2. Tantangan Filsafat

Tantangan kedua muncul dari filsafat Gerika. Filsafat Gerika mencampur berbagai pikiran yang sangat dalam dengan istilah yang bermutu sangat tinggi, membuat orang menyangka pikiran ini bertingkat akademis tinggi. Ada asumsi bahwa yang berakademis tinggi adalah orang pandai, dan kalau pandai pasti tidak salah. Filsafat Gerika menakut-nakuti orang dengan keindahan sastra dan pikiran yang begitu tinggi, sehingga membius mereka dan membuat mereka tidak mengetahui kelemahan yang ada dalam filsafat tersebut. Sebelum Sokrates, filsafat Gerika tidak mempunyai arah yang jelas, namun kemudian Sokrates mementingkan antropologi, dan bukan theologi. Akibatnya, filsafat Gerika mengembangkan studi antropologi yang mendalam. Sokrates menekankan “kenallah dirimu” (gnoti seauton). Sebelum mengenal yang lain, kenallah diri kita sendiri terlebih dahulu, karena dari situ kita baru bisa mengenal segala sesuatu. Alkitab mengatakan bahwa kita harus “mengenal Allah” terlebih dahulu. Pengenalan akan Allah adalah awal dari bijaksana. Sokrates hanya mengenal “pengenalan diri sebagai awal pengetahuan.” Sokrates menolak semua mitos-mitos dan cenderung percaya adanya Allah yang esa. Tetapi konsepnya tidak jelas dan terpengaruh oleh konsep reinkarnasi. Filsafat metafisika yang percaya adanya satu Allah inilah yang membuat Sokrates dihukum mati. Orang menuduh Sokrates atheis karena telah meninggalkan dewa-dewa Yunani.

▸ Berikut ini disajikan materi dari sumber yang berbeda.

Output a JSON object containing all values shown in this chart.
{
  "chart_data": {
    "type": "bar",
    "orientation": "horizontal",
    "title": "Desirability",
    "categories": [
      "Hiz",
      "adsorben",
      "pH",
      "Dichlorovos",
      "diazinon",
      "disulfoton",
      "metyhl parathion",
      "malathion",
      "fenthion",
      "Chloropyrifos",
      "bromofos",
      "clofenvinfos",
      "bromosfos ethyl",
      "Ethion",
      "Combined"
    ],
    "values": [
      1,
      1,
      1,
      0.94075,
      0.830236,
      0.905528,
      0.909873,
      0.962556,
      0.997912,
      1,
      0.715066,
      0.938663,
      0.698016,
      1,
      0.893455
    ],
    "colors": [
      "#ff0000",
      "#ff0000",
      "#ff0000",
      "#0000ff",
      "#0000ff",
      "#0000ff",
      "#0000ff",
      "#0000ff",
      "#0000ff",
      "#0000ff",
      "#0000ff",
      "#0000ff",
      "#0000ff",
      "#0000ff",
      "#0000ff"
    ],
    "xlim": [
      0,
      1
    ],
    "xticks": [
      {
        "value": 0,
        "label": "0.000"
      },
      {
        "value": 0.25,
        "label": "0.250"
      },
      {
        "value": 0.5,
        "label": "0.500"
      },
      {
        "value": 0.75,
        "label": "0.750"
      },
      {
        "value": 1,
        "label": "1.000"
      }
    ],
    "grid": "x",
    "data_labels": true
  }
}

Lalu apa beda filsafat dan theologi? Keduanya berbicara tentang Allah; keduanya berbicara tentang arti hidup; keduanya berbicara tentang etika; keduanya berbicara tentang politik dan hukum. Saya merangkum dengan satu kalimat: “Filsafat selalu mempertanyakan setiap jawaban, sedangkan theologi menjawab setiap pertanyaan.” (Theology keeps answering the questions and philosophy keeps questioning the answers). Alkitab telah memberikan jawaban-jawaban yang tuntas bagi pertanyaan-pertanyaan yang paling penting dalam kehidupan manusia. Hanya seringkali banyak orang Kristen tidak melihat dan tidak menjelajah ke dalam pertanyaan filsafat dan melihat jawabannya di dalam Alkitab. Beberapa waktu yang lalu saya mengadakan seminar “Kritik terhadap Da Vinci Code.” Seminar gratis ini dilakukan karena manusia membutuhkan jawaban. Orang di dunia butuh jawaban atas pertanyaan-pertanyaan yang paling krusial tentang hidup. Kekristenan tidak butuh dikasihani. Sebaliknya, kekristenan sangat kasihan kepada manusia yang sedang binasa, yang membutuhkan jawaban bagi hidupnya.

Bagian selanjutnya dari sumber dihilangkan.